In der Chemie versteht man unter einer oszillierenden Reaktion eine Form des Ablaufs sehr komplexer chemische Reaktionen, bei denen sich die Reaktionsgeschwindigkeit nicht monoton ändert, sondern periodische Schwankungen aufweist. Es handelt sich dabei um einen Sonderfall dissipativer Strukturen. Unter bestimmten Voraussetzungen kann es auch zu aperiodischen, nicht-monotonen Änderungen kommen – das System verhält sich dann chaotisch. Man kann zwischen oszillierenden Reaktionen in heterogenen oder homogenen Medien unterscheiden, wobei die heterogenen Reaktionen explizit an Phasengrenzflächen gebunden sind. Oszillierende Reaktionen sind weit verbreitet. Man interessiert sich für sie jedoch nicht nur aus theoretischen Interesse (als bekanntestes Beispiel die Belousov-Zhabotinsky-Reaktion) oder technischen Gründen (Reaktionsführung in der Chemischen Industrie). Vielmehr sind sie von immenser Bedeutung für das Leben. So fungieren sie als Taktgeber für periodische Prozesse (Sinusknoten des Erregungsbildungssystem des Herzens)) oder synchronisieren die Nerventätigkeit im Gehirn. Sie spielen außerdem eine wichtige Rolle bei der elektrochemischen Auflösung von Metallen in Säure und der Oxidation von Kohlenmonoxid, Schwefelwasserstoff- und Kohlenwasserstoffen.

Inhaltsverzeichnis

Geschichte

Während sich ein breites Interesse für oszillierende Reaktionen zunächst nur an Systemen in homogenen Medien fand, waren es jedoch heterogene Systeme, an denen ein derartiges Verhalten zuerst – und schon sehr früh – beobachtet wurde. Die Erstbeschreibung einer solchen Reaktion wurde 1828 von Gustav Theodor Fechner veröffentlicht.[1] 1833 entdeckte John F. W. Herschel, bekannt als Astronom und Erfinder der Cyanotypie, periodische Reaktionen beim Auflösen von Eisen in Salpetersäure für bestimmte Konzentrationen der Säure.[2] Oszillierende Reaktionen sind häufig bei elektrochemischen Vorgängen anzutreffen, wo über sie ebenfalls schon früh und zahlreich berichtet wurde, so u. a. 1842 von Christian Friedrich Schönbein oder 1844 von James Prescott Joule.

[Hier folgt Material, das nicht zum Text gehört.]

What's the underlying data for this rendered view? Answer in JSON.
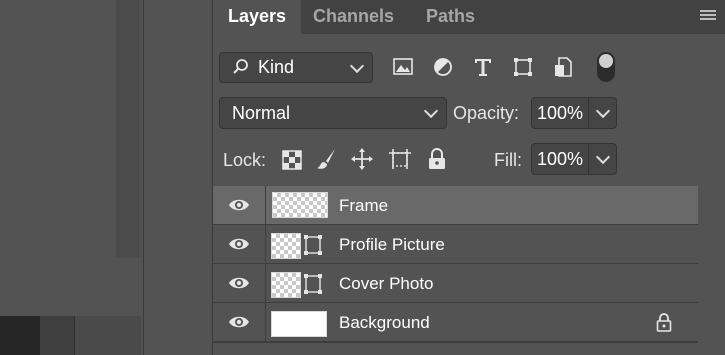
{
  "tabs": [
    {
      "label": "Layers",
      "active": true
    },
    {
      "label": "Channels",
      "active": false
    },
    {
      "label": "Paths",
      "active": false
    }
  ],
  "filter": {
    "kind_label": "Kind",
    "icons": [
      "search-icon",
      "pixel-layer-filter-icon",
      "adjustment-layer-filter-icon",
      "type-layer-filter-icon",
      "shape-layer-filter-icon",
      "smart-object-filter-icon"
    ],
    "toggle_on": true
  },
  "blend": {
    "mode": "Normal",
    "opacity_label": "Opacity:",
    "opacity_value": "100%"
  },
  "lock": {
    "label": "Lock:",
    "icons": [
      "lock-transparent-pixels-icon",
      "lock-image-pixels-icon",
      "lock-position-icon",
      "lock-artboard-icon",
      "lock-all-icon"
    ],
    "fill_label": "Fill:",
    "fill_value": "100%"
  },
  "layers": [
    {
      "name": "Frame",
      "selected": true,
      "visible": true,
      "thumb": "frame",
      "locked": false
    },
    {
      "name": "Profile Picture",
      "selected": false,
      "visible": true,
      "thumb": "transparent-with-mask",
      "locked": false
    },
    {
      "name": "Cover Photo",
      "selected": false,
      "visible": true,
      "thumb": "transparent-with-mask",
      "locked": false
    },
    {
      "name": "Background",
      "selected": false,
      "visible": true,
      "thumb": "white",
      "locked": true
    }
  ],
  "colors": {
    "panel_bg": "#535353",
    "tabbar_bg": "#424242",
    "selected_row": "#696969",
    "field_bg": "#454545"
  }
}
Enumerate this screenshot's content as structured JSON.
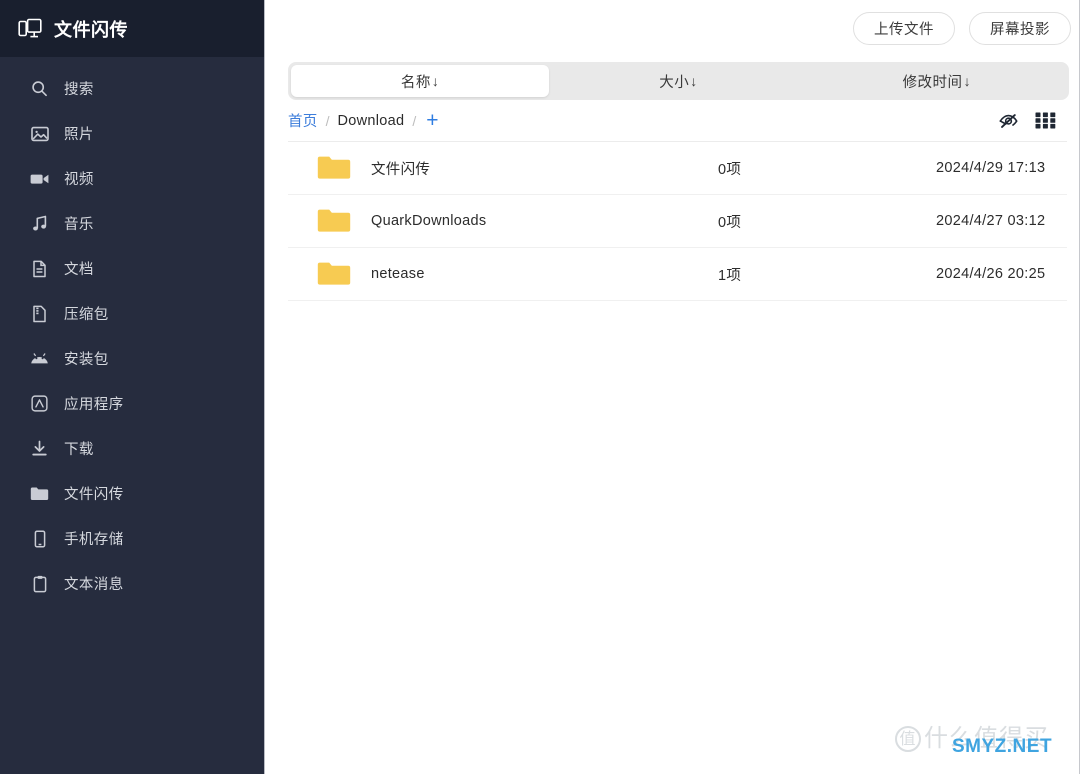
{
  "app": {
    "title": "文件闪传",
    "logo_icon": "cast-device-icon"
  },
  "sidebar": {
    "items": [
      {
        "label": "搜索",
        "icon": "search-icon"
      },
      {
        "label": "照片",
        "icon": "photo-icon"
      },
      {
        "label": "视频",
        "icon": "video-camera-icon"
      },
      {
        "label": "音乐",
        "icon": "music-note-icon"
      },
      {
        "label": "文档",
        "icon": "document-icon"
      },
      {
        "label": "压缩包",
        "icon": "archive-zip-icon"
      },
      {
        "label": "安装包",
        "icon": "android-apk-icon"
      },
      {
        "label": "应用程序",
        "icon": "app-store-icon"
      },
      {
        "label": "下载",
        "icon": "download-icon"
      },
      {
        "label": "文件闪传",
        "icon": "folder-icon"
      },
      {
        "label": "手机存储",
        "icon": "phone-icon"
      },
      {
        "label": "文本消息",
        "icon": "clipboard-icon"
      }
    ]
  },
  "topbar": {
    "upload_label": "上传文件",
    "cast_label": "屏幕投影"
  },
  "sort": {
    "options": [
      {
        "label": "名称",
        "arrow": "↓",
        "active": true
      },
      {
        "label": "大小",
        "arrow": "↓",
        "active": false
      },
      {
        "label": "修改时间",
        "arrow": "↓",
        "active": false
      }
    ]
  },
  "breadcrumb": {
    "home": "首页",
    "sep": "/",
    "current": "Download",
    "add": "+",
    "actions": [
      {
        "name": "hidden-files-icon",
        "icon": "eye-off-icon"
      },
      {
        "name": "grid-view-icon",
        "icon": "grid-icon"
      }
    ]
  },
  "files": {
    "rows": [
      {
        "name": "文件闪传",
        "size": "0项",
        "modified": "2024/4/29 17:13",
        "icon": "folder-icon"
      },
      {
        "name": "QuarkDownloads",
        "size": "0项",
        "modified": "2024/4/27 03:12",
        "icon": "folder-icon"
      },
      {
        "name": "netease",
        "size": "1项",
        "modified": "2024/4/26 20:25",
        "icon": "folder-icon"
      }
    ]
  },
  "watermark": {
    "badge": "值",
    "text": "什么值得买",
    "site": "SMYZ.NET"
  },
  "colors": {
    "sidebar_bg": "#262C3E",
    "sidebar_header_bg": "#191F2E",
    "accent_link": "#3C7DDB",
    "folder": "#F7CB52",
    "segment_track": "#E9E9E9",
    "watermark_site": "#3FA4E0"
  }
}
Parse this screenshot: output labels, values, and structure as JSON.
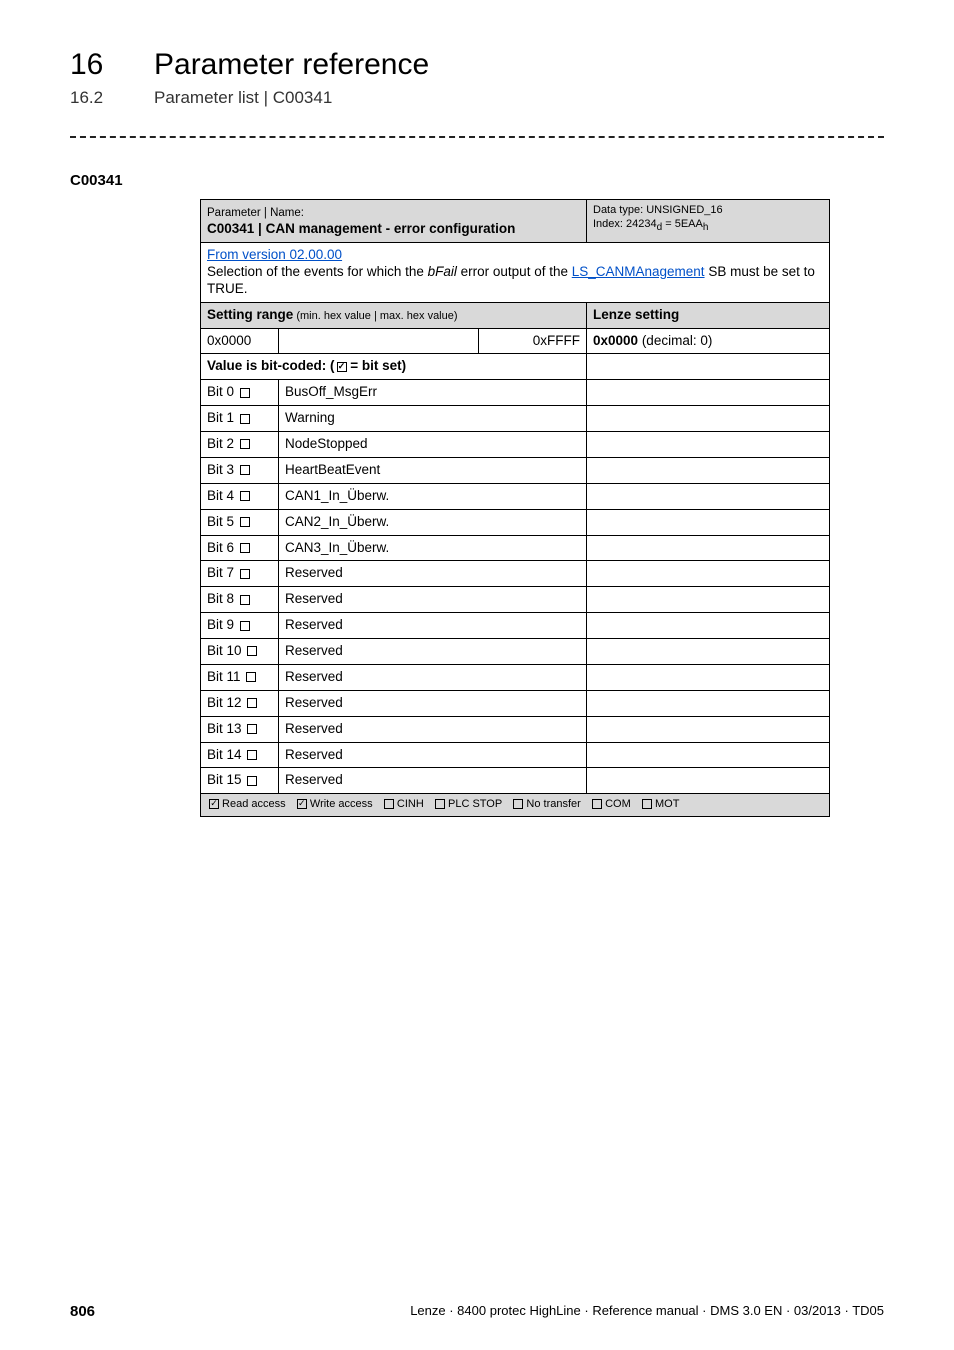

Die erste oszillierende Reaktion in einem homogenen Medium wurde 1921 von William C. Bray beschrieben.[3] Dieser untersuchte die katalytische Zersetzung von Wasserstoffperoxid in Gegenwart von Iodat und bemerkte eine periodisch schwankende Sauerstoffentwicklung. Die Publikation fand jedoch nur wenig Beachtung; auch wurde behauptet, das periodische Verhalten ginge von Verunreinigungen aus, die heterophasige Grenzflächen schaffen würden. Letztere galten seinerzeit als Voraussetzung für das Auftreten solcher Oszillationen.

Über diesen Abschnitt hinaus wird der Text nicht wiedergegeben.